Até ontem

Ninguém nunca abriu a porta do carro pra mim, até ontem. Até eu sair de um lugar que ainda não é meu lugar, e ver você parado lá com os braços cruzados esperando. Eu não sei o que você esperava, não sei se naquele primeiro momento suas expectativas foram destruídas ou superadas, mas eu sei que eu pensei: "essa é a porra de uma cena de um filme romântico".

É muito óbvio falar de você e de cenas no mesmo contexto, só que eu vou aproveitar essa previsibilidade. Nosso encontro foi como subir no palco para apresentar uma peça que eu já fiz tantas vezes, então isso me ajudou com o nervosismo. Consegui respirar antes de responder, consegui responder o que eu queria que você ouvisse. Eu só não consegui mudar o final, porque eu entro demais nesse personagem que eu criei.

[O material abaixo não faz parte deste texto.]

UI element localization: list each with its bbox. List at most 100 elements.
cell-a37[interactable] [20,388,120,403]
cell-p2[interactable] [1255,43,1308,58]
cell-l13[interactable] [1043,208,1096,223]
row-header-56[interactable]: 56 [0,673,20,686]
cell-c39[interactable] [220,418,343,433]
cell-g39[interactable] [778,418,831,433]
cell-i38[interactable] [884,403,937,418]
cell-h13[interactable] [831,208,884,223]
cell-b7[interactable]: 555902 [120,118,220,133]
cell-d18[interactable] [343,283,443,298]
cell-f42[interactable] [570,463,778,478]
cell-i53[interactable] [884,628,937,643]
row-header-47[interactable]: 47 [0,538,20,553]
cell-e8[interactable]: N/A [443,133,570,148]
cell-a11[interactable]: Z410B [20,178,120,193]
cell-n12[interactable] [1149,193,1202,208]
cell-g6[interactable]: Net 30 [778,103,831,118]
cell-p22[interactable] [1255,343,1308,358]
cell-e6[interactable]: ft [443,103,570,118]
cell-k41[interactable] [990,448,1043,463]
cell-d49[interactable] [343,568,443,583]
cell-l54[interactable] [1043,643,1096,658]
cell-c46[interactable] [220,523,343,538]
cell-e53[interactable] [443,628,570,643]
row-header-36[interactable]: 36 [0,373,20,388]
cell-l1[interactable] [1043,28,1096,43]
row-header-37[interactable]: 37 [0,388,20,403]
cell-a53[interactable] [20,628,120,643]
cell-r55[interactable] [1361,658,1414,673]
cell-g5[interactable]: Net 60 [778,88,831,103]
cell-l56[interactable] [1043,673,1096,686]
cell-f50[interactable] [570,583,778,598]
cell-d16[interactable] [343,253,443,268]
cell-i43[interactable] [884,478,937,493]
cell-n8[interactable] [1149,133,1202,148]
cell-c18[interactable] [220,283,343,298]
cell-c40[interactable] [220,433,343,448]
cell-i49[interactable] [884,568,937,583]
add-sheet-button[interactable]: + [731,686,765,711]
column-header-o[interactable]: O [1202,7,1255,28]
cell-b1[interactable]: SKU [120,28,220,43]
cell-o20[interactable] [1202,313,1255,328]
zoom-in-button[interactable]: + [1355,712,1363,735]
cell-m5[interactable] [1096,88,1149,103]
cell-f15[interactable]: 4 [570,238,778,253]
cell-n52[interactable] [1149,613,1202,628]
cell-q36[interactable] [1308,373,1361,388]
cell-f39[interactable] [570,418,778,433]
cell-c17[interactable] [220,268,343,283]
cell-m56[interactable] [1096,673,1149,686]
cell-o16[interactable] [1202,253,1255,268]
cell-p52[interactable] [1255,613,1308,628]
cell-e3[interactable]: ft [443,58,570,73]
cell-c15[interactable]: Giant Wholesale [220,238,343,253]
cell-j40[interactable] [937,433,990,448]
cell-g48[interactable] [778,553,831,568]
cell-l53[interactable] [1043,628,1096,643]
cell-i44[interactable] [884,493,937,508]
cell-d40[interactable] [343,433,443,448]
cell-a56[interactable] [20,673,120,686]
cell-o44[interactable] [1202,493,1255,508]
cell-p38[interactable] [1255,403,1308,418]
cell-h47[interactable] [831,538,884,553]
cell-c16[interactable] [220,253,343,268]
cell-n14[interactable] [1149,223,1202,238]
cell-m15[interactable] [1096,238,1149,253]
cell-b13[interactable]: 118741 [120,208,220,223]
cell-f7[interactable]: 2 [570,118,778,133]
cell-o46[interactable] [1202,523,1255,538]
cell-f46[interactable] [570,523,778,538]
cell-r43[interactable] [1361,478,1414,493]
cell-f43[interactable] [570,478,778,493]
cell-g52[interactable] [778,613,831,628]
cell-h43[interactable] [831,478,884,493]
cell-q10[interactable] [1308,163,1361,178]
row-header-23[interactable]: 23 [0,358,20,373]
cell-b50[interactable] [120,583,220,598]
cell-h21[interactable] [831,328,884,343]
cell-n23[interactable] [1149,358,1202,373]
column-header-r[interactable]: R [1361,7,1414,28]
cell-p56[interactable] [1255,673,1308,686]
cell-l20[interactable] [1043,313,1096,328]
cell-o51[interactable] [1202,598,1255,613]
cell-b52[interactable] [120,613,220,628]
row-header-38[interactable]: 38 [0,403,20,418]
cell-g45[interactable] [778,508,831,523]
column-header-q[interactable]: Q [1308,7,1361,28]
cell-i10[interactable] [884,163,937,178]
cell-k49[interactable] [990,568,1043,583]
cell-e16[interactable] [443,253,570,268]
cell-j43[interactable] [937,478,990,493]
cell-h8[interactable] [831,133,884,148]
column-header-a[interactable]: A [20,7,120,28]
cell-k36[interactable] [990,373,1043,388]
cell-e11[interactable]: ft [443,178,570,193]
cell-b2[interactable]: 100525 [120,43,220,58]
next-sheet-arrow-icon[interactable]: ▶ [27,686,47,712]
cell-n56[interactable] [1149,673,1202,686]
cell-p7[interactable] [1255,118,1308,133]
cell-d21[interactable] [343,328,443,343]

Aquela que só mostra as partes que quer para conseguir o que quer, que são momentos de frio na barriga. Os momentos em que existe a ansiedade boa, o ciúme bom, a saudade boa, o perigo bom. E assim a gente foi dançando em cena, com a novidade de um parceiro novo, até tudo isso se tornar ruim. Até ficarmos satisfeitos com os aplausos e elogios no final, e percebendo na segunda vez que não foi a mesma coisa.

Bom, esse era o roteiro: primeira vez incrível, segunda vez razoável, terceira vez péssima. Quarta vez? Melhor cancelar. Mas foi o contrário. A primeira vez repleta de insegurança, falta de entrosamento. A segunda vez nas alturas, foi surreal. Depois, bem, eu surtei. Tudo aquilo era muito pra mim, pra uma jovem e inexperiente atriz, fingindo que sabe interpretar e sair do personagem no final da noite. 

Então eu achei melhor findar pra que você reserve isso pra elas. Para as que se entregam sem correntes nos pés, porque eu não merecia ser a sua terceira parceira, assim como não merecia a nossa terceira vez. Se afastando aos poucos, até sermos estranhos de novo. Até hoje, porque nessa manhã, depois de meses, o jogo virou mais uma vez.